The elections over but the damage to the United Post Office ability to efficiently get mail out may last for a long time. #45’s appointed Postmaster General Louis DeJoy said it was a cost cutting measure to get rid of these machines citing declining mail volume. The most important machine removed was the Delivery Bar Code Sorter machines (DBCS).
“The people who run and maintain -- and who were being told to dismantle -- these machines tell CNN they can sort roughly 30,000 envelopes an hour”
The problem is DeJoy did not have a plan on what to do with the mail that still need to be sorted. My father worked for the U.S. Postal service for forty-three years in the Railway Post Office. For most of his working life his primary route was between New York and Pittsburgh. These men, and they were all men, also carried Government issued side arms incase of attempted train robberies.
Each man had to know the name of every little teeny tiny town in the state in which they were sorting mail. If you would have asked my father the name of any town in Pennsylvania he could tell you. He had to know this information by memory. They sorted the mail eight hours on the way to Pittsburgh and eight hours coming back to Philly or New York. Not only that, they were not allowed to make mistakes. They got tested every, I think it was, six months. If they made a certain number of mistakes, the person would lose their job. The cycle of testing never stopped and went on for decades.

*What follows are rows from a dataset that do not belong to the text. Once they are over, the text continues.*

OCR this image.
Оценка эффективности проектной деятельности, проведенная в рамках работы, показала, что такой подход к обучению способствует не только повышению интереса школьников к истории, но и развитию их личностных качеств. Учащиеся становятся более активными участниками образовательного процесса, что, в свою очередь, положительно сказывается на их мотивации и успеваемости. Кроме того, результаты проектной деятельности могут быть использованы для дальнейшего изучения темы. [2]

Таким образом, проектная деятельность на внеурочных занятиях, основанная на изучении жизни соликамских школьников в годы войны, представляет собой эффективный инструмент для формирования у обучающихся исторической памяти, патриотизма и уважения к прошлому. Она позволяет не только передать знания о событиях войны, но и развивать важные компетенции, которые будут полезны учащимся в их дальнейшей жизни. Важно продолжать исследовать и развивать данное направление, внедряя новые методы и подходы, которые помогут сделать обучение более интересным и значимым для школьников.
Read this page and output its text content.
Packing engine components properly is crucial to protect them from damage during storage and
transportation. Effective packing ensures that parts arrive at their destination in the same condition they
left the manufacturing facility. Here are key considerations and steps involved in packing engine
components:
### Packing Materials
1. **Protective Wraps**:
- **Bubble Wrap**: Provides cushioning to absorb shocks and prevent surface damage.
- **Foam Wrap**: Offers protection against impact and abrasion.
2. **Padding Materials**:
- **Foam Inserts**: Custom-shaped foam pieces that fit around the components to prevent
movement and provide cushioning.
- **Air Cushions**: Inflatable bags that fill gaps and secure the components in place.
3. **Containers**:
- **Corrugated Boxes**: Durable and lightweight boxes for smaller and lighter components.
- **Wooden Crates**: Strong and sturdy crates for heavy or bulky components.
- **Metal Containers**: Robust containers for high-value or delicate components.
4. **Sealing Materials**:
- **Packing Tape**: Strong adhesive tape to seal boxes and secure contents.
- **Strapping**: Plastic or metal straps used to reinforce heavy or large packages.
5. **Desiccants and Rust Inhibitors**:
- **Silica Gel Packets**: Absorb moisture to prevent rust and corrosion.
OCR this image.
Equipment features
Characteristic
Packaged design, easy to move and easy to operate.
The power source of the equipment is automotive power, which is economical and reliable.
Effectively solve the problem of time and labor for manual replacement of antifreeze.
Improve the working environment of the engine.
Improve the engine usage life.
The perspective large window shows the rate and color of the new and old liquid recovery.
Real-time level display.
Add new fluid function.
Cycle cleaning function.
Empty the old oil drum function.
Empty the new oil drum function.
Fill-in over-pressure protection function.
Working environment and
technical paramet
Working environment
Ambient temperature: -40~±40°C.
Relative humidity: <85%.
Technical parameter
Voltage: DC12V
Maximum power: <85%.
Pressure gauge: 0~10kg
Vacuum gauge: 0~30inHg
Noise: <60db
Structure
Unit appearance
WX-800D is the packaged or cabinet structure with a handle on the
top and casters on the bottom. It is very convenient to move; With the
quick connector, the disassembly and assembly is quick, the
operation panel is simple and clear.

Once that train started the mail for the small towns on the route had to be sorted and ready to be thrown out of a moving train to be caught by an electronic arm as they approached that town. Their working spaces spaces were tiny and the pressure to get the mail sorted efficiently was intense. Plus the Black men had to deal with anger by their white colleagues who demonstrated they didn’t think a black man should have, what was then, a very good job. Therefore the black men were constantly harassed by the white men. They knew if they got in a fight that would be the end of their jobs, so they endured the harassment. An aside, when they got to Pittsburgh where they had to spend the night they could not stay in the hotels as the white men did. They had to find their own accommodations in the black part of town.
However, all of the men black and white took great pride in being part of a well run postal service and getting things right. When the mail got to the towns the mail was sorted by experienced people too. Then the mail sent out across the city. In the local post offices in big cities it was again sorted for delivery.
When those mail sorting machines were broken and destroyed sorting mail became a nightmare. You see in recent years by the time the mail got to the local post offices it was racked and rolled. That means it was already sorted for delivery to the various residences and business in the neighborhoods The collision of the pandemic, and the explosive growth online shopping further added to the nightmare scenario which the U.S. Postal service is experiencing.
When those machines were taken out and destroyed long gone were the people who once knew how to sort volumes of mail by hand. That is why it may take a very long time to make a once proud institution viable and efficient again.
The legacy of an inefficient administration will plague all us who are dependent on an efficient mail service for a while longer.